Sadly, Sex Discrimination Commissioner Kate Jenkins is wrong. We are not having “a certain degree of political ‘me too'” currently, as she suggested yesterday. Unless your idea of #metoo is professional women, upon being told they’ll never work in this town again, recanting their revelations of assault, harassment and other misconduct.

One by one, the Liberal women who expressed dismay about bullying during the “Muppet Show” farce of a fortnight ago, have gone silent. Lucy Gichuhi — despite having nothing to lose, after getting a spot way down the South Australian senate ticket for being a blow-in — the soon-to-depart Julia Banks and newly promoted Linda Reynolds have all declined to give substance to their claims of various forms of misconduct by their own colleagues, suggesting that the issue will be addressed “internally”.

Reynolds even last night attacked “Labor women in this chamber” for “sadly” airing stories of bullying within the government. “It was extremely disappointing to see the Labor Party again making very cheap political capital out of this issue in this chamber,” Reynolds lamented.

It’s almost as if, one by one, they’d been called in and told to stop talking about misconduct. Or, in the case of Banks, had damaging internal allegations about her leaked to News Corp journalists.

Nor are the Liberals open to the idea of lifting their abysmal level of female representation via quotas, backed by Banks, former minister Craig Laundy, Sussan Ley and others. “I am a merit person,” Scott Morrison says. “I don’t believe quotas are the way you remove obstacles.” He thinks supporting female MPs is more important. “Support”, presumably, of the kind Gichuhi, Banks and Reynolds have received in recent days. Josh Frydenberg thinks “recruitment, retention and mentoring” are more important than quotas. This high-level hostility to quotas appears to reflect the views of the party’s precious, if diminishing, base.

The issue of quotas erupts periodically within Liberal ranks and has been since the time of John Howard, who airily dismissed the need for “the patronising use of quotas”. The number of women in Liberal parliamentary ranks has fallen noticeably since then, of course. Not that Howard thought the use of quotas for National party representation in Coalition ministries was “patronising”. In fact, he didn’t use the term “quotas” for Coalition ministry quotas, preferring terms like the “iron laws of arithmetic”.

That is, the Left has offensive, namby-pamby quotas, whereas the Right has thrusting, vigorous, “iron laws” — iron as hard as the rugged individualists who make up its parliamentary ranks.

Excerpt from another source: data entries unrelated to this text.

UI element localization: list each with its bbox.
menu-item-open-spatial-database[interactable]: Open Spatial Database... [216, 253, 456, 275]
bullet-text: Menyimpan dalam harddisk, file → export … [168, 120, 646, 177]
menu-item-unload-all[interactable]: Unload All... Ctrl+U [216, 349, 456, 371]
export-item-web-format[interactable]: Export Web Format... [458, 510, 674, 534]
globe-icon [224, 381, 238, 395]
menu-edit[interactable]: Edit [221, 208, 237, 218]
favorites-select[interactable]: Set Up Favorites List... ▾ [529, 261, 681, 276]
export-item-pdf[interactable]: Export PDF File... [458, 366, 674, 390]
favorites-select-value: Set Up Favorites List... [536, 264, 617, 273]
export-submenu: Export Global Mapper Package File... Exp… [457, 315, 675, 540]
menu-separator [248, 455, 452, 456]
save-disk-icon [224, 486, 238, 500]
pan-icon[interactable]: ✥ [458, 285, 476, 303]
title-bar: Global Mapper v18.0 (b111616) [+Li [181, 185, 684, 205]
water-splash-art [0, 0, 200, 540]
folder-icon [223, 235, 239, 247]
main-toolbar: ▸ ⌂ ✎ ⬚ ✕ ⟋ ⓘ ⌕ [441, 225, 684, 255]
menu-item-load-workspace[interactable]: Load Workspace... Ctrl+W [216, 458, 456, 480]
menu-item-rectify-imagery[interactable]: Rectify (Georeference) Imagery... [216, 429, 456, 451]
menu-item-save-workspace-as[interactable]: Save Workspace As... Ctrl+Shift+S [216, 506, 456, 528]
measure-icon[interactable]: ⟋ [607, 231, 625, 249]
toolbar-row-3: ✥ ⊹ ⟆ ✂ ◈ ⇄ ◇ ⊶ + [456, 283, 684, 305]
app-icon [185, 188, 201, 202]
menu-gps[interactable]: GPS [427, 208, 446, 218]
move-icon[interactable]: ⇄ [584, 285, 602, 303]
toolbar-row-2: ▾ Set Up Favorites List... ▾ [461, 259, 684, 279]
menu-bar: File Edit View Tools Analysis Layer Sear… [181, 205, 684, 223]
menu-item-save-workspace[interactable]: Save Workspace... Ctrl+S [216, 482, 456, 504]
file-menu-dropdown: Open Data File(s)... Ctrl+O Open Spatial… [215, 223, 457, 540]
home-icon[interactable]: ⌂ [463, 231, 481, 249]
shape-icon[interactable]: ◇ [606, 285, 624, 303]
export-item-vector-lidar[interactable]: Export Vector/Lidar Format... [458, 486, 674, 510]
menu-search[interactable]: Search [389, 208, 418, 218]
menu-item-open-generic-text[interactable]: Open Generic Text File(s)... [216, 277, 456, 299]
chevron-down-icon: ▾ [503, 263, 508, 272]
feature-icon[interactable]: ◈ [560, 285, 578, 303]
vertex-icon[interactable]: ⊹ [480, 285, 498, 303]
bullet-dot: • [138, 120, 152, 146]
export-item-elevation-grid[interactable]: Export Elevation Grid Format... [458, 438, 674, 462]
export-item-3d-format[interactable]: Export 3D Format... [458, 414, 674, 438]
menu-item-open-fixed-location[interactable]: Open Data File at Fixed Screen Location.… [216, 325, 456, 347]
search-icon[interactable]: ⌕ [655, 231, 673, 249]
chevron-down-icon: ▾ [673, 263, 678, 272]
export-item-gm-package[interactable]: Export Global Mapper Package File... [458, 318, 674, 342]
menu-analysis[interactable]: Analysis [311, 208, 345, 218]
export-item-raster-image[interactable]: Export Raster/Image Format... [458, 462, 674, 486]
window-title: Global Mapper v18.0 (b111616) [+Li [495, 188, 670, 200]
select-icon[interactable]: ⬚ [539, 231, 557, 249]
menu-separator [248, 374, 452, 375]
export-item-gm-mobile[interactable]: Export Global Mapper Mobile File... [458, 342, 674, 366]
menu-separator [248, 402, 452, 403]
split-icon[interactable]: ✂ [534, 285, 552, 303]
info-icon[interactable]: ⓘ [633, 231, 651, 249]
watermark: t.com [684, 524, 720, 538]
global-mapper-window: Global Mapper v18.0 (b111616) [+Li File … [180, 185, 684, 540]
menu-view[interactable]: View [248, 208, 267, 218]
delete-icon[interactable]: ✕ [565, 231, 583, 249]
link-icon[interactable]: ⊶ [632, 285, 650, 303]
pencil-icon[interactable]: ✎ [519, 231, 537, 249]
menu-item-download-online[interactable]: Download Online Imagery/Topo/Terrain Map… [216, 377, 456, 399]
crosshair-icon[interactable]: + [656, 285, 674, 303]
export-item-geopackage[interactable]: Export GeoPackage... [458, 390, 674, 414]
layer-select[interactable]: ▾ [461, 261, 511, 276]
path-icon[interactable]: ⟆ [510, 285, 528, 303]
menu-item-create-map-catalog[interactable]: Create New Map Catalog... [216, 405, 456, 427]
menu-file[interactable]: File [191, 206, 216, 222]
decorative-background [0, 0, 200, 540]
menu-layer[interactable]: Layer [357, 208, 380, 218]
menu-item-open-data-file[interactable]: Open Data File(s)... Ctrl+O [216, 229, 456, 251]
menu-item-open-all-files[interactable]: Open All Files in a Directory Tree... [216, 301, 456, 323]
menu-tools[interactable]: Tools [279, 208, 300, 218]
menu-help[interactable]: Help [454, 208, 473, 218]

The current debate is thus less a #metoo moment than another iteration of the Liberals’ continuing effort to wish away its lack of diversity. It needn’t be thus. The Liberals once led the way on female representation in politics, far ahead of hopelessly male-dominated and woman-hostile ALP.

Labor changed, in a process that took decades, but led to a substantial shift in female representation, not to mention Australia’s first female prime minister. The Liberals could catch up again, but it needs leaders who are prepared to actually do something about it rather than utter banalities and demand women shut up.